The Infrastructure Thread

I don’t see a thread like this anywhere else but please merge if I’m wrong. Some of this stuff is buried in the politics thread but I’d rather keep politics out of it.

This new suburban ring rail project proposed for Melbourne is exactly the sort of visionary infrastructure project governments are petrified of. Chances are it will take 50 years to start building it but hopefully they just pull their fingers out and get on with it. It would be fantastic for the city.

That said I still think we need to prioritise an inner suburban loop train that could compliment the Metro project presently underway and they should build the most expensive airport rail option connecting Footscray to vu, highpoint, Keilor etc.

As an aside while I spent an hour in the car traveling from Footscray to Carlton on Saturday I found myself again cursing the lack of an east West link to take pressure off the likes Alexandra pde etc.

Anyway, infrastructure projects… Go.

6 Likes

utopia

17 Likes

I’ve got a minor thing for the girl in the red blouse.

4 Likes

Major.

Women aren’t funny, but when they are, it’s attractive.

She’s very funny.

2 Likes

Was she in that show based in a Tasmanian real estate office with the orange haired nerd?

1 Like

On closer inspection, that may be him in the background.

Just for clarity, on a scale of Zero to Serena, where does this minor thing sit?

1 Like

I think the rail loop is a good idea. A six year old can look at the rail map on a train wall and see it needs a outer loop connecting the lines.

Being one of the residents that had a four story station built right outside my front door in Murrumbeena, I just hope one of the many people that labeled me a NIMBY for complaining gets the same treatment.

2 Likes

She sits somewhere around the middle.

For clarity, my scale works a little differently from the usual ‘least to most’ scale. For the record, I would have a go at all those who appear on my list, regardless of where they place.

1 Like

Celia Pacquoia? Been on her bandwagon since day one. She’s grouse too.

1 Like

Ah you’re a binary-over-scale man as well

On topic, I reckon this project is about 20 years overdue, but great to see they’re doing it. I think the level crossing removals have given the public a bit of an appetite for projects like this because they had (relatively) quick tangible benefits.

4 Likes

I think this is a new record for thread derailment.

7 Likes

Don’t encourage it

1 Like

Yep I thought this thread will be a good discussion.

Nope just diggers sexual fantasies.

1 Like

I must say that I struggle to see what the real point of it is. No doubt individual parts of it will get some use. But if I were going say from Cheltenham to Tullamarine I doubt that I would want to go via Monash, Burwood, Bundoora and Broadmeadows.

I am all in favour of infrastructure and I think it should be funded by government debt and taxes rather than some so-called public-private partnership that hands some developer guaranteed profits and monopoly control for 40 or 50 years, at no risk. Railways are great. I just don’t really see the point of this one

I use to live around there. My mother still does. Without wanting to play down the impact you’ve experienced I’m curious to know how everything works now that it is up and running. Does the traffic flow better. Koornang Rd, poath Rd, Murrumbeena Rd were all routinely stuffed at peak hour.

1 Like

Sorry about contributing to that

No you wouldn’t but I don’t think that what it is designed to do.

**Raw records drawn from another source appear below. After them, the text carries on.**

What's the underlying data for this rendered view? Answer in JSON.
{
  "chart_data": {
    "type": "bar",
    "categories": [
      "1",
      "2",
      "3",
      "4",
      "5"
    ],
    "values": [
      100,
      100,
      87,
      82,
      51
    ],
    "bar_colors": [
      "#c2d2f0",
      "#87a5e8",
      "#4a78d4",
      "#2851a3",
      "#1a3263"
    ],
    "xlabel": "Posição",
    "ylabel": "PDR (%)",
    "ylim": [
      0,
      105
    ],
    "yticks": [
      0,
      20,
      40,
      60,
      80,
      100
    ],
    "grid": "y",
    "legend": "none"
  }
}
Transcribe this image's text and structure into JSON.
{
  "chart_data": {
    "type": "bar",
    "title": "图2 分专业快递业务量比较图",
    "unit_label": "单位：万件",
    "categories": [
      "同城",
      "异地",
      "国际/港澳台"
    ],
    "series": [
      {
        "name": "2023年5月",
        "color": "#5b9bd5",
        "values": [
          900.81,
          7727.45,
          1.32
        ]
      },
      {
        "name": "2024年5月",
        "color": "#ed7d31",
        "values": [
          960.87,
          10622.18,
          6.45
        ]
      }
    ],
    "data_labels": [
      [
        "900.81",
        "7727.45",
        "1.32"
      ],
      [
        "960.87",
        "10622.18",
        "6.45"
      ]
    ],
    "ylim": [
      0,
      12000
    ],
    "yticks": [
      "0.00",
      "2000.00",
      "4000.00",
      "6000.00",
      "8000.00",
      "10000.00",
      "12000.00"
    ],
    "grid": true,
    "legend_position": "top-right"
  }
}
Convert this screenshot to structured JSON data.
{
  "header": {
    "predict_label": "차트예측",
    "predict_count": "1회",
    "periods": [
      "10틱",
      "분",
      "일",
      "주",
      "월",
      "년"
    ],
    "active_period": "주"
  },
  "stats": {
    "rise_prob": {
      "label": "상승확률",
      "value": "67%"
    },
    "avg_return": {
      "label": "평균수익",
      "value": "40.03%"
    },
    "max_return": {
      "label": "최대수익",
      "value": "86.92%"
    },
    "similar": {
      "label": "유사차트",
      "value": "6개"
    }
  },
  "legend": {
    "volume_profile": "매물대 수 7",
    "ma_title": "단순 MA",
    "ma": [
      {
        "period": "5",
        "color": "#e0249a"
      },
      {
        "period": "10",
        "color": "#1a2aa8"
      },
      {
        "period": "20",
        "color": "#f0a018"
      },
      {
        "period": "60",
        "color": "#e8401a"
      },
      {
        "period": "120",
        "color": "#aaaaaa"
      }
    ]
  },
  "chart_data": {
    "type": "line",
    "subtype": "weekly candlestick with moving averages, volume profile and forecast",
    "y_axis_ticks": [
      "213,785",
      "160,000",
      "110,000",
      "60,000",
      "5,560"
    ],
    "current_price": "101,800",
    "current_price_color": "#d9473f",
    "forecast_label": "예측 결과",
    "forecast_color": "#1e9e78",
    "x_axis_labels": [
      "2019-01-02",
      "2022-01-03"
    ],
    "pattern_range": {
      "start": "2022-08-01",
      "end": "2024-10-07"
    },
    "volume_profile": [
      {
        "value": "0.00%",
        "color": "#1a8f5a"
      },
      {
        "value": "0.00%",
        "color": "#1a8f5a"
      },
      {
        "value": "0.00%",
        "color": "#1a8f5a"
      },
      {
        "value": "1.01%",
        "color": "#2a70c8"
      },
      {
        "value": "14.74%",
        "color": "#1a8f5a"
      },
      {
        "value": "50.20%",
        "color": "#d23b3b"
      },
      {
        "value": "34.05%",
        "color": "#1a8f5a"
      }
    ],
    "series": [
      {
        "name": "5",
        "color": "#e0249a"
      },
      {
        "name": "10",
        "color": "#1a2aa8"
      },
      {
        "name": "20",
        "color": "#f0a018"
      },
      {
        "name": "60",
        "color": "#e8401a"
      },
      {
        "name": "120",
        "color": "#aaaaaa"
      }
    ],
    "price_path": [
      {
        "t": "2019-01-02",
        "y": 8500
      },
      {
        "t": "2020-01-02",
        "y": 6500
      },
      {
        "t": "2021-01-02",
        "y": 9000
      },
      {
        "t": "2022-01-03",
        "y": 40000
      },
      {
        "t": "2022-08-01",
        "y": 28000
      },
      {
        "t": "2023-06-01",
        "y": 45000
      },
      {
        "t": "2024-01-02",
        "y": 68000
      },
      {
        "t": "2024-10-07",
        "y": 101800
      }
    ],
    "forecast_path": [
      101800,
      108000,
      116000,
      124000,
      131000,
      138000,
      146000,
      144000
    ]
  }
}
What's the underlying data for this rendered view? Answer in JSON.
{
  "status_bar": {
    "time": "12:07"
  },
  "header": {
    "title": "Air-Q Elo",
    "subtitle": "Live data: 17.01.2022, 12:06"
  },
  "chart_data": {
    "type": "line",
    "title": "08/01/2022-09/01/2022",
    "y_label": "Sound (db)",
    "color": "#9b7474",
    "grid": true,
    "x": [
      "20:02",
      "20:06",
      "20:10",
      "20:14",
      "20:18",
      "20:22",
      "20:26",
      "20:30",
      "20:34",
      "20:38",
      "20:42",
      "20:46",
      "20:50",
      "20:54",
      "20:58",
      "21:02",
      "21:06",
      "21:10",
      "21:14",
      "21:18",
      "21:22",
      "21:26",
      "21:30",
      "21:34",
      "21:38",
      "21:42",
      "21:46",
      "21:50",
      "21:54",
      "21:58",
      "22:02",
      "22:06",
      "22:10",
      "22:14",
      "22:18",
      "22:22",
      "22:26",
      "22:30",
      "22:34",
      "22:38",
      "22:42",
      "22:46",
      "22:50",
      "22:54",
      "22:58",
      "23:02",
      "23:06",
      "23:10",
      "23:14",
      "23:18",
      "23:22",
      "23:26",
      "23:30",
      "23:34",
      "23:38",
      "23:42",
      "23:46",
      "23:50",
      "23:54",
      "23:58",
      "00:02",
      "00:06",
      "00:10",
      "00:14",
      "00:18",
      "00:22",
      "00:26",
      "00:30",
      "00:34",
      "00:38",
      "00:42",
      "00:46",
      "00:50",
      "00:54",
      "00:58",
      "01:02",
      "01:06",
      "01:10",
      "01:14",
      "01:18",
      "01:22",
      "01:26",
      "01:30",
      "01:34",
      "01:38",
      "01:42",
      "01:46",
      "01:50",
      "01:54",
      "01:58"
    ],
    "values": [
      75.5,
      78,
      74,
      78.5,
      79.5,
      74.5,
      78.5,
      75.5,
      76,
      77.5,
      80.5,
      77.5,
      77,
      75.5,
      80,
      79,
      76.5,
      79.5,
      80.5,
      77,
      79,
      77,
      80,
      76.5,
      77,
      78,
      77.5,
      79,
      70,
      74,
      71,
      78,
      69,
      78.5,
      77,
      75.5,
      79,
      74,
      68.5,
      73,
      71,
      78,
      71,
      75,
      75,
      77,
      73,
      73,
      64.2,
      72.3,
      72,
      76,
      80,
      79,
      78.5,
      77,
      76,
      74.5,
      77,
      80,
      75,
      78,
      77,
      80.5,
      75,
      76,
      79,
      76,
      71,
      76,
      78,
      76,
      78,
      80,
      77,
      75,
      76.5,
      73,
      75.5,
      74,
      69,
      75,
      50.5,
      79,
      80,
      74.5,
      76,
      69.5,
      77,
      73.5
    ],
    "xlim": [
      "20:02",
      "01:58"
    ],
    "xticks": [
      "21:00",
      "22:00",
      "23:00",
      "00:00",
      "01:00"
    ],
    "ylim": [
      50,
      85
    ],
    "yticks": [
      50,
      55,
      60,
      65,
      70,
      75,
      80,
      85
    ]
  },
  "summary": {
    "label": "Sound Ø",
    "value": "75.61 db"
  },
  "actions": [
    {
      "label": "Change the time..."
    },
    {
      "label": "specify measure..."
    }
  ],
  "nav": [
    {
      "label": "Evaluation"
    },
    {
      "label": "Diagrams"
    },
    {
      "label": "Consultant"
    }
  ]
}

And why the fk would you do that? :face_with_raised_eyebrow:

You’d go into the City, … and out again, …

1 Like

Moved back from Paris years ago and didn’t own a car at the time. I remember travelling to a mate’s house in Collingwood with a commute that would normally take about 40 minutes which due to interruptions and alighting connections took me nearly an hour longer. I initially thought, this city could at least have a simpler underground service from Elwood to Brunswick/Footscray to Burnley radius (roughly the same size of the inner village of Paris surrounded by the Periferique) winding through different pockets from trains and trams but more direct than the latter meeting up at hubs. If smaller and similar cities like Brussels, Montreal and Toronto (has trams too) can have them, so can we.

Since then small alterations have been made to tram stops, level crossings and the Metro Tunnel has been implemented which has been a small boon really. Not keeping politics from the thread, I’m glad it’s come to the forefront of state parliament as our thinking in this country has really been stuck in the post WW2 period, new world cities like Los Angeles being the prime example on how to not town plan. There are theories that General Motors played a part in that push mid 20th century, discouraging public transport over roads, roads and more of the farkers.

Infrastructure has never been sexy for career politicians with short minded stop gap aspirations all to quick to put forward ridiculous road building band aids.

This proposal is kinda like the modern version of the Outer Circle railway line of the 1890’s (the remainder of that is the Alamein line) from Fairfield to Oakleigh on steroids which was really just a half arsed attempt for (from memory) Thomas Bent to flog off real estate in those underdeveloped areas at the time. I don’t particularly enjoy driving and need a car for my job but I’m happy the discussion for infrastructure to be open in parliament and the public but it needs to be implemented and seen through.